There's almost an accusation in her tone, and he doesn't get it. "Jess?"

She smiles. "Call me and we'll figure out what's worth seeing. Harry Potter is kind of depressing, anyway."

"Should I wear a tie or something?" Sam asks Dean. The look he gets is withering. "OK, so what?"

"Just look nice," Dean says. "No ripped jeans, unless she's into that."

"I don't think she's into anything," Sam says, wrinkling his nose. He really doesn't get this. What's the protocol for a date? Is it any different than going to the movies with Jess usually is? What's he expected to do that will be different? Open the door for her, hold her hand. Does he have to kiss her? He doesn't know what a real kiss feels like, he's only ever had a few, and they were all pecks. Are they supposed to make out in the movie theater? Or on the way home? It's so confusing.

But Jess gave him a break. She said he didn't have to do anything he didn't want to do. Well, that's not how she put it, but that's what he heard. There's something she doesn't want him to do. Maybe she doesn't like him enough, but he's pretty sure she doesn't want him kissing her.

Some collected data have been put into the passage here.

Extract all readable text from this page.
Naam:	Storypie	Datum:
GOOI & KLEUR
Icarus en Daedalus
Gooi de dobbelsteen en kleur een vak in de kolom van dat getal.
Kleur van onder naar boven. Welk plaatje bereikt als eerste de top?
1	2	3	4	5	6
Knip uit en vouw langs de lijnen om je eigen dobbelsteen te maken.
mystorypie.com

Which should not be a relief, it really shouldn't.

She shows up wearing a pretty white sundress and he feels underdressed and oversized and goofy. A few minutes into the ride (Dean spares him the embarrassment of having a Dad-sized chauffeur) and he forgets, though. They're gabbing like crazy in the back seat, discussing the big embarrassment last week in the hallway when Bela freaked out about losing her rabbit's foot, and what seems most important is that they're jointly getting on Dean's nerves.

"Gabriel said it serves her right," Sam says as he circles the car to open the door for Jess, like Dean instructed him to do. (Big brothers are good for something.) "He says she shouldn't mess around with stuff like that."

"Messing around with stuff, in general, is what Bela does," Jess says, rolling her eyes. "I hear she's a klepto."

"What?" Sam stares at her, goggle-eyed, forgetting to move. "Where did you hear that?"

"Doesn't matter. We're gonna miss the previews," Jess says, and grabs his wrist to drag him into the theater. Somewhere in the middle of it all, Sam gets up the courage not to let go of her hand. She gives him a weird look, and then relaxes into it.

Yeah. He can do this. This'll be fine.